There was a time people were so hooked up on Kaspersky that they couldn’t buy a computer that didn’t have it. They would literally choose a low-spec PC that has Kaspersky that choosing a gaming PC with Bitdefender. This is because of the reasoning people have about free stuff they don’t know about.
A person will forego a free antimalware which probably works the same way as the paid one just because they trust the one with the price tag more. If the person would understand why the paid antimalware is being sold, then maybe the choice would be easier.
So does the free Antimalware really work? Yes, and yes! The free antimalware software work using the same principle as the paid one.
So Why Not Make All Of Them Free?
Apart from securing your computer from threats, an antimalware software also comes with other unique features that add extra security better user experience. These features differ from program to program.
This is why you have to pay for some of the anti-malware software. There are some high-performance antimalware software programs that can be downloaded for free protection and then offer extra features at a low price.
As you also know, offering cloud services requires some investing and maintenance. If a developer included such a service in the package, it is either he charges you for the service or let it come out of his pocket.
Which option will you go for? Anyways, those are not the only reasons that some antivirus software programs are being charged. There are much more to go, but it doesn’t mean that you are unprotected with the free antimalware.
The question you should be focusing on is which antimalware program suits you best.
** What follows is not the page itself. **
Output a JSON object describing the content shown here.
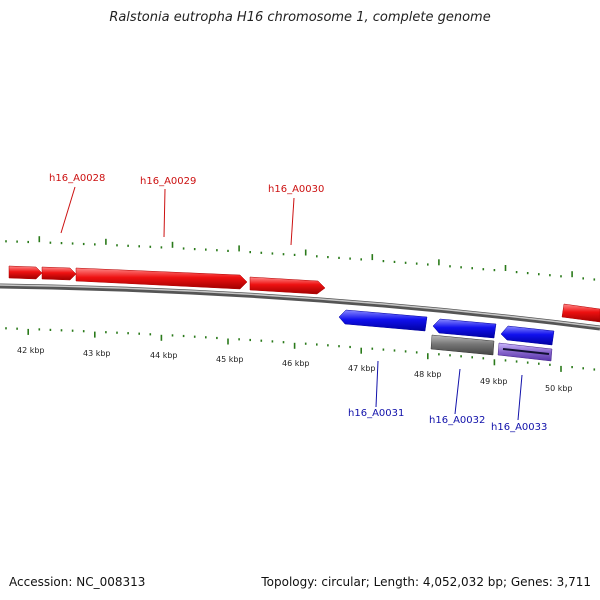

Since the services and mode of operation differs, not all of the antimalware programs in the market will be perfect for your PC.
There are a few factors you should consider while choosing an antimalware. Here are the main things to consider:
1.) Computer Specs:
As you all know, features like RAM and CPU determine the performance of a PC. With a weak PC, you cannot be able to run a demanding application on it.
Same goes for antimalware programs. You need to choose a light program that can run perfectly on your computer. Most of the developers usually include the system requirements on the download page, hence it is easy to determine whether or not it will work well on your PC.
No one wants to be ripped off, right? There is no point of buying a cheap PC and buying an antimalware software that costs more than it does.
Great antimalware program costs between $10-$50. Anything above that is less than fair.
3.) Operating System:
You should consider which OS you are on before buying the program. Some people end up buying a Mac product for use on a Windows PC.
You should also consider the OS version too. Just as you cannot run some Android apps on older phones, some Windows software may not work on your PC.
This is because of API differences. This requirement can also be found on the download website.
One of the good things about the free antimalware programs is their low impact on performance. They are usually light programs, hence don’t take up space and use less CPU.
Even after subscribing to the premium features, the impact on performance remains minimal, hence your PC continues to operate the same way as it always has.
Tests on bigger antimalware programs prove the opposite. They usually drain your PCs performance during startup and virus scans.
How Does An Anti-Malware Detect New Malware?
You might have wondered how an anti-malware detects newly released malware. First of all, antimalware programs have a database of virus manifestations that it uses to determine whether the behavior of a certain program is suspicious.
Sometimes, most of the antimalware programs detect false positives. You may have received a message like “report as false positive” or “restore and report”. If the file is found to be clean, it’s manifestation is going to be removed from the database and updated accordingly to every user.
For new threats, on the other hand, the infection may start to affect your system. When you do a scan of your whole PC and a virus is found, the details are going to be uploaded by the antimalware to the servers and the program involved is flagged as a malware.
In the real sense, some of the data on virus manifestations come from the millions of users who have installed the app. It is not like the developers are just sitting on their couches all day waiting for that to happen.
Tests are usually done to determine the behavior of a virus or malware. This is to help reduce the number of people who will be affected if one was released.
…It is not as complex as you think…
Most viruses and antimalware programs have a specific mode of operation. For example; a Trojan Horse virus can easily be detected by the way it behaves. It is easy for an antimalware to differentiate between a Trojan and a Worm just by the behavior.
You can learn more about how malware and antimalware work on this antimalware blog.
What To Do Before Antimalware Installation:
People usually remember to install an antimalware once the computer is already infected. If this is the case, you should first erase all the infected files for an uninterrupted installation.
There are certain viruses that block installation of some antiviruses, Avast being an example. You’ll find the antivirus loading up to some point and abort the installation abruptly.
Even if the antimalware/ antivirus software succeeds in installing, the virus will keep its real-time protection off. The Antivirus will lay dormant, paving way for more infection within the system.
Formatting the drive is the most recommended procedure. If you do not want to lose your previous files, just install over the old copy of Windows and the files shall be saved in the Windows old directory.